Chez moi, Noël a la gorge sèche. Noël accouche d'un quintuor bouffont, Papa Maman Frère Mamy et moi.
Tout le monde se lance des horreurs à la tête autour du délicieux, fabuleux, délectable chapon qui rugit, tout doré, dans sa sauce. Nous sommes dans une pièce calme, les photos ne bougent pas dans leurs cadres. Les radiateurs turbinent au diable, les marrons envahissent l'estomac. Mamy attaque le monde entier et Maman attaque Mamy, un combat de hyènes qui se déroule entre sourires et convenances, pâleurs et endurance.
"- Notre sapin est beau, cette année.
"- Vous sous-entendez que le mien ne l'est pas?
"- Mais non je...
"- J'ai compris. Je n'en ferai pas l'année prochaine."Noël est une fête de famille qui se déroule dans le sang des oies. La carcasse des dindes fissure et laisse échapper des coulées de rancoeur. Les vaisseaux-carcasses vont sombrer quelque part vers le 26 janvier, bien amôchés si tout s'est passé correctement, bien brisés si une crise a éclaté quelque part.
"- Je n'aime vraiment pas les jouets que vous lui avez offerts.
"- Ca tombe bien, ils ne sont pas pour vous.
"- Si c'est comme ça, je ne lui en achèterai pas, tant pis pour lui."Personne ne se découpe à l'aide du couteau à chapon, personne ne prend les marrons pour projectiles ni n'égorge son voisin avec les restes de la bouteille de champagne. Mais dans tout ce doré de circonstance, tout ces maquillages (bariolés comme chez les clowns), trône quelque chose de violent et de sage.
Chez moi tout est parfait à Noël, et cette perfection nous éreinte, nous creuse les boyaux. Ma grand-mère a les ongles taillés en amande, dix petites pointes qui rentrent dans la chair du bras quand le coude est posé sur la table. Elle met du durcisseur à ongles, en plus. Maman se trace un trait de khôl noir très épais et très lourd au-dessus des cils, en forme d'augure noire. Les mercenaires se préparent avec lenteur et précision. On doit faire les photos de Noël en posant sur le canapé vert, ne pas sourire
avec les dents voyons c'est laid on voit toutes tes incisives comme si elles n'étaient pas assez grandes comme ça, ce qui donne un résultat à hurler de rire, à mi-chemin entre la chirurgie esthétique râtée et le fameux sourire de la dinde éventrée.
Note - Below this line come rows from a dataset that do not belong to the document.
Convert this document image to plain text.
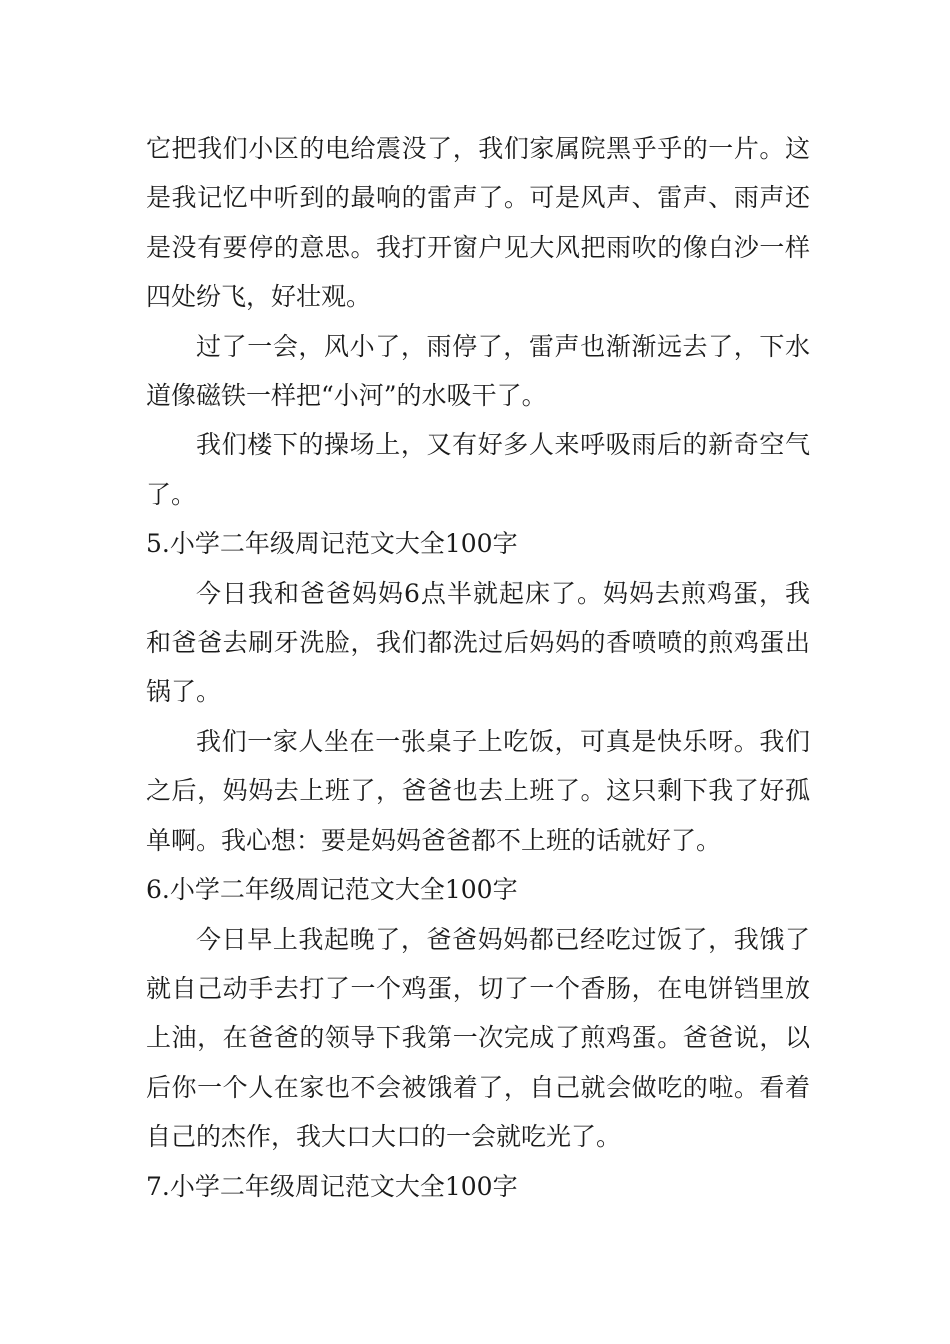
它把我们小区的电给震没了，我们家属院黑乎乎的一片。这是我记忆中听到的最响的雷声了。可是风声、雷声、雨声还是没有要停的意思。我打开窗户见大风把雨吹的像白沙一样四处纷飞，好壮观。

过了一会，风小了，雨停了，雷声也渐渐远去了，下水道像磁铁一样把“小河”的水吸干了。

我们楼下的操场上，又有好多人来呼吸雨后的新奇空气了。

5.小学二年级周记范文大全100字

今日我和爸爸妈妈6点半就起床了。妈妈去煎鸡蛋，我和爸爸去刷牙洗脸，我们都洗过后妈妈的香喷喷的煎鸡蛋出锅了。

我们一家人坐在一张桌子上吃饭，可真是快乐呀。我们之后，妈妈去上班了，爸爸也去上班了。这只剩下我了好孤单啊。我心想：要是妈妈爸爸都不上班的话就好了。

6.小学二年级周记范文大全100字

今日早上我起晚了，爸爸妈妈都已经吃过饭了，我饿了就自己动手去打了一个鸡蛋，切了一个香肠，在电饼铛里放上油，在爸爸的领导下我第一次完成了煎鸡蛋。爸爸说，以后你一个人在家也不会被饿着了，自己就会做吃的啦。看着自己的杰作，我大口大口的一会就吃光了。

7.小学二年级周记范文大全100字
Quand quelqu'un a battu quelqu'un d'autre (généralement c'est ma mère qui gagne parce qu'elle est très forte au jeu), le vaincu peut aller se ressourcer à la cuisine en faisant semblant d'aller chercher du pain, c'est la solution de dignité accordée aux perdants, ceux qui ne veulent pas pleurer en public.
Chez moi on se crache tellement dessus, que quand on me demande pourquoi je suis avec lui, je ne peux que répondre qu'il est gentil, même si l'adjectif est le plus con du monde. Lui ne tuera personne à Noël, pas même une huître. Sa joue fait un reposoir à cruauté.
M'en fiche, chez moi on fête aussi Hanouka. C'est mieux, Hanouka, à cause des bougies et des vieux chants.
(Peut-être que plus tard, je fêterai toujours Hanouka, jamais Noël)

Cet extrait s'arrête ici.